ECE1254H - Modeling of multiphysics systems

Blood flow visualization 

Blood flow simulation (Argonne National Labs)

Course description

The course deals with the modeling and simulation of physical systems. It introduces the fundamental techniques to generate and solve the equations of a static or dynamic system. Special attention is devoted to complexity issues and to model order reduction methods, presented as a systematic way to simulate highly-complex systems with acceptable computational cost. Examples from multiple disciplines are considered, including electrical/electromagnetic engineering, structural mechanics, fluid-dynamics.

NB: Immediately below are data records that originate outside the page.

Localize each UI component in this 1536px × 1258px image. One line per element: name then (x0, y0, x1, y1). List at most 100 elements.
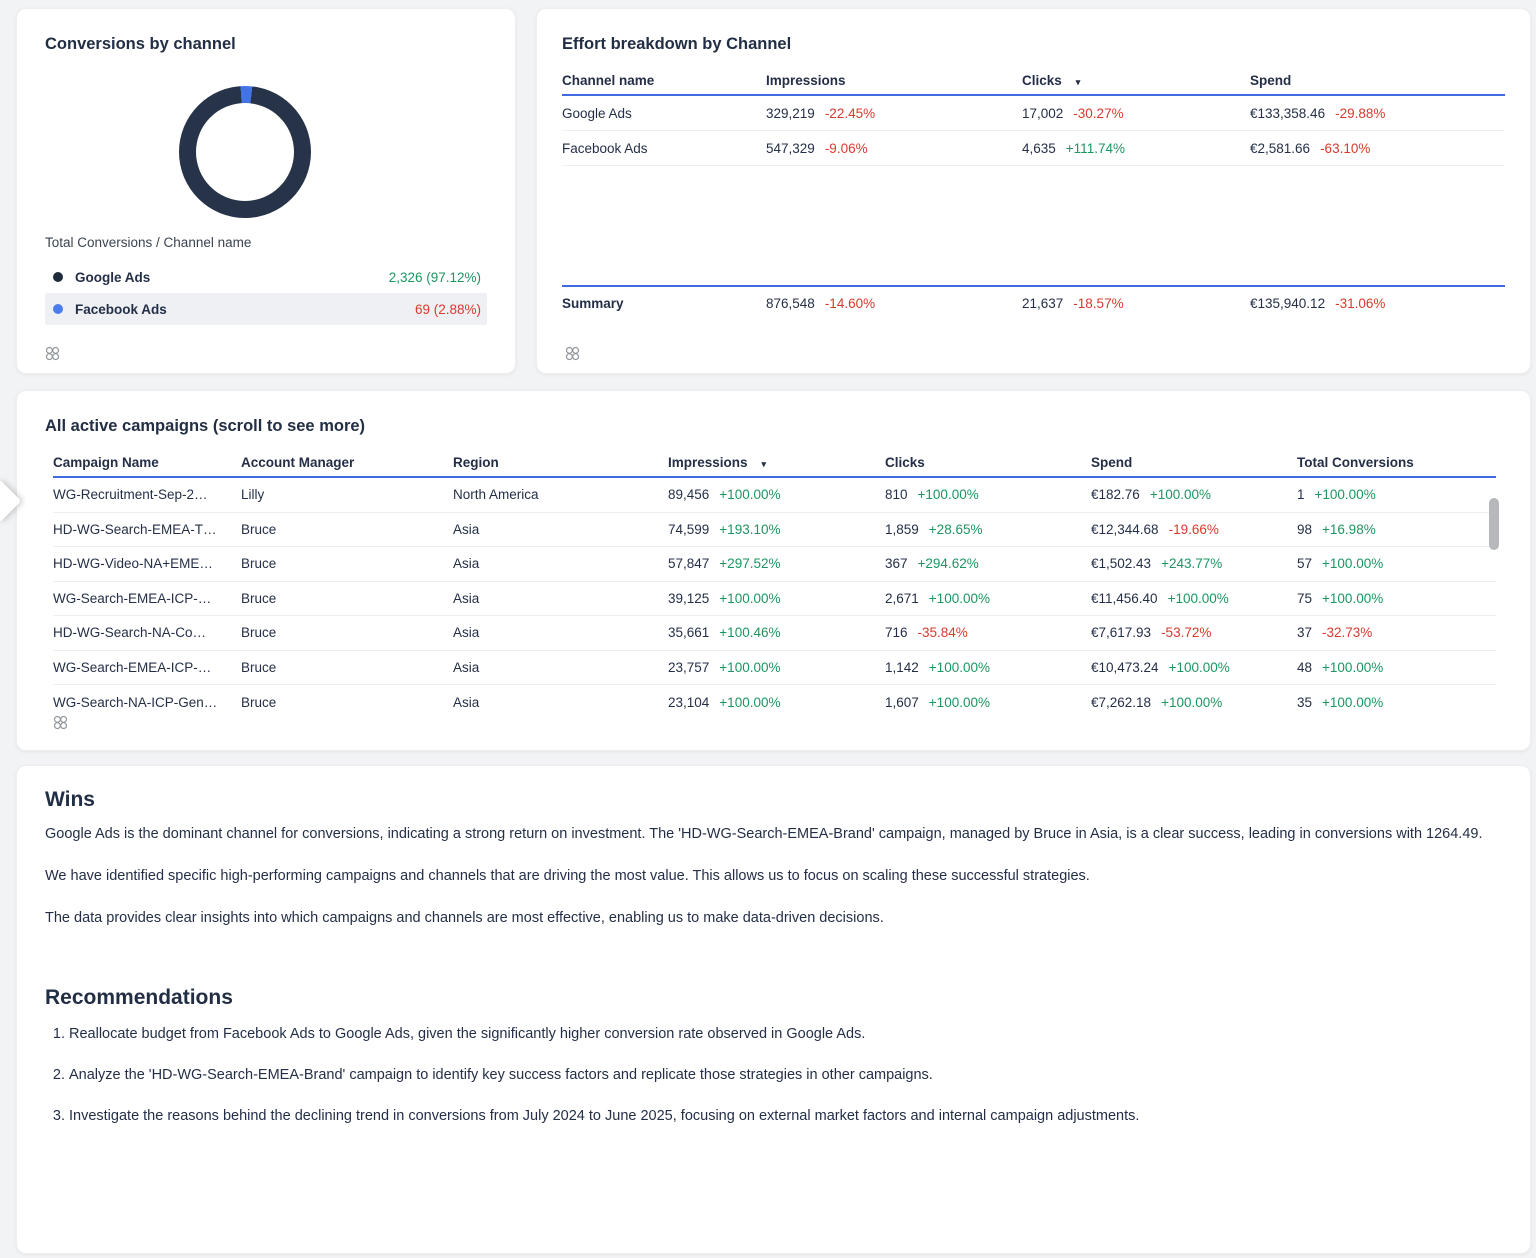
legend-label: Google Ads (75, 269, 151, 285)
table-row[interactable]: WG-Recruitment-Sep-2… Lilly North Americ… (53, 478, 1496, 513)
recommendations-list: Reallocate budget from Facebook Ads to G… (45, 1024, 1502, 1127)
legend-label: Facebook Ads (75, 301, 167, 317)
grid-dots-icon (565, 346, 580, 361)
campaign-name: WG-Search-EMEA-ICP-… (53, 659, 212, 675)
spend-value: €182.76 (1091, 487, 1140, 503)
legend-value: 2,326 (97.12%) (388, 269, 481, 285)
account-manager: Bruce (241, 694, 277, 710)
col-header-spend[interactable]: Spend (1250, 72, 1292, 88)
table-row[interactable]: WG-Search-EMEA-ICP-… Bruce Asia 23,757 +1… (53, 651, 1496, 685)
clicks-value: 4,635 (1022, 140, 1056, 156)
impressions-value: 547,329 (766, 140, 815, 156)
account-manager: Bruce (241, 625, 277, 641)
account-manager: Bruce (241, 590, 277, 606)
table-scrollbar[interactable] (1489, 498, 1499, 550)
clicks-value: 1,859 (885, 521, 919, 537)
conversions-value: 57 (1297, 556, 1313, 572)
col-header-clicks[interactable]: Clicks ▾ (1022, 72, 1081, 88)
col-header-total-conversions[interactable]: Total Conversions (1297, 454, 1414, 470)
spend-value: €1,502.43 (1091, 556, 1152, 572)
campaign-name: HD-WG-Search-NA-Co… (53, 625, 207, 641)
impressions-delta: +100.00% (719, 694, 781, 710)
spend-value: €12,344.68 (1091, 521, 1159, 537)
table-row[interactable]: WG-Search-NA-ICP-Gen… Bruce Asia 23,104 +… (53, 685, 1496, 720)
spend-value: €133,358.46 (1250, 105, 1326, 121)
wins-paragraph: The data provides clear insights into wh… (45, 910, 884, 927)
clicks-value: 1,142 (885, 659, 919, 675)
region: Asia (453, 521, 480, 537)
table-row[interactable]: WG-Search-EMEA-ICP-… Bruce Asia 39,125 +1… (53, 582, 1496, 616)
table-row[interactable]: Google Ads 329,219 -22.45% 17,002 -30.27% … (562, 96, 1505, 131)
summary-label: Summary (562, 295, 624, 311)
clicks-delta: +28.65% (928, 521, 983, 537)
spend-delta: -53.72% (1161, 625, 1212, 641)
col-header-campaign-name[interactable]: Campaign Name (53, 454, 159, 470)
active-campaigns-card: All active campaigns (scroll to see more… (16, 390, 1531, 751)
spend-delta: +100.00% (1161, 694, 1223, 710)
conversions-delta: -32.73% (1322, 625, 1373, 641)
impressions-delta: -14.60% (824, 295, 876, 311)
chart-metric-label: Total Conversions / Channel name (45, 235, 252, 250)
spend-delta: +100.00% (1149, 487, 1211, 503)
channel-name: Facebook Ads (562, 140, 648, 156)
donut-legend: Google Ads 2,326 (97.12%) Facebook Ads 6… (45, 261, 487, 325)
conversions-delta: +100.00% (1322, 590, 1384, 606)
impressions-delta: -22.45% (824, 105, 876, 121)
region: Asia (453, 590, 480, 606)
col-header-channel-name[interactable]: Channel name (562, 72, 655, 88)
campaign-name: WG-Recruitment-Sep-2… (53, 487, 208, 503)
conversions-value: 98 (1297, 521, 1313, 537)
conversions-by-channel-card: Conversions by channel Total Conversions… (16, 8, 516, 374)
channel-name: Google Ads (562, 105, 632, 121)
col-header-spend[interactable]: Spend (1091, 454, 1133, 470)
donut-chart[interactable] (179, 86, 311, 218)
impressions-value: 23,757 (668, 659, 710, 675)
effort-breakdown-card: Effort breakdown by Channel Channel name… (536, 8, 1531, 374)
impressions-value: 329,219 (766, 105, 815, 121)
clicks-delta: +100.00% (928, 659, 990, 675)
conversions-delta: +100.00% (1322, 659, 1384, 675)
impressions-value: 876,548 (766, 295, 815, 311)
spend-delta: -31.06% (1335, 295, 1386, 311)
conversions-value: 48 (1297, 659, 1313, 675)
campaigns-table-header: Campaign Name Account Manager Region Imp… (53, 448, 1496, 478)
table-row[interactable]: HD-WG-Search-NA-Co… Bruce Asia 35,661 +10… (53, 616, 1496, 651)
clicks-delta: +100.00% (917, 487, 979, 503)
clicks-delta: +294.62% (917, 556, 979, 572)
col-header-clicks[interactable]: Clicks (885, 454, 925, 470)
spend-delta: +243.77% (1161, 556, 1223, 572)
clicks-delta: -18.57% (1073, 295, 1124, 311)
clicks-value: 810 (885, 487, 908, 503)
campaign-name: HD-WG-Video-NA+EME… (53, 556, 213, 572)
conversions-value: 37 (1297, 625, 1313, 641)
wins-paragraph: We have identified specific high-perform… (45, 868, 1090, 885)
recommendation-item: Reallocate budget from Facebook Ads to G… (69, 1024, 1502, 1045)
sort-desc-icon[interactable]: ▾ (761, 458, 767, 469)
impressions-value: 39,125 (668, 590, 710, 606)
campaign-name: WG-Search-EMEA-ICP-… (53, 590, 212, 606)
col-header-account-manager[interactable]: Account Manager (241, 454, 355, 470)
sort-desc-icon[interactable]: ▾ (1075, 76, 1081, 87)
account-manager: Bruce (241, 521, 277, 537)
spend-value: €7,617.93 (1091, 625, 1152, 641)
clicks-delta: +100.00% (928, 590, 990, 606)
spend-delta: -63.10% (1320, 140, 1371, 156)
table-row[interactable]: Facebook Ads 547,329 -9.06% 4,635 +111.74%… (562, 131, 1505, 166)
spend-delta: +100.00% (1167, 590, 1229, 606)
legend-row-google-ads[interactable]: Google Ads 2,326 (97.12%) (45, 261, 487, 293)
spend-delta: +100.00% (1168, 659, 1230, 675)
table-row[interactable]: HD-WG-Video-NA+EME… Bruce Asia 57,847 +29… (53, 547, 1496, 582)
col-header-impressions[interactable]: Impressions ▾ (668, 454, 767, 470)
clicks-value: 716 (885, 625, 908, 641)
effort-table-header: Channel name Impressions Clicks ▾ Spend (562, 66, 1505, 96)
conversions-card-title: Conversions by channel (45, 35, 236, 53)
campaign-name: WG-Search-NA-ICP-Gen… (53, 694, 218, 710)
col-header-impressions[interactable]: Impressions (766, 72, 846, 88)
col-header-region[interactable]: Region (453, 454, 499, 470)
impressions-value: 57,847 (668, 556, 710, 572)
region: Asia (453, 556, 480, 572)
grid-dots-icon (45, 346, 60, 361)
legend-row-facebook-ads[interactable]: Facebook Ads 69 (2.88%) (45, 293, 487, 325)
wins-paragraph: Google Ads is the dominant channel for c… (45, 826, 1483, 842)
table-row[interactable]: HD-WG-Search-EMEA-T… Bruce Asia 74,599 +1… (53, 513, 1496, 547)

Students are encouraged to work on a project related to their own research interests.


  • Automatic generation of system equations

    • Tableau method

    • modified nodal analysis

  • Solution of linear and nonlinear systems

    • LU decomposition

    • conjugate gradient method

    • sparse systems

    • Newton-Raphson method

  • Solution of dynamical systems

    • Euler and trapezoidal rule

    • accuracy, stability

  • Model order reduction of linear systems

    • proper orthogonal decomposition

    • Krylov methods

    • truncated balanced realization

    • stability/dissipativity enforcement

  • Modeling from experimental data

    • system identification

    • the Vector Fitting algorithm

    • enforcement of stability and dissipativity

  • If time permits, an overview of numerical methods to solve partial differential equations

    • Boundary element method

    • finite elements

    • FDTD

Lecture times

Tuesday 3:30-5 PT473 (Pratt Building)
Wednesday 4:30-6 PT473 (Pratt Building)
First class: January 15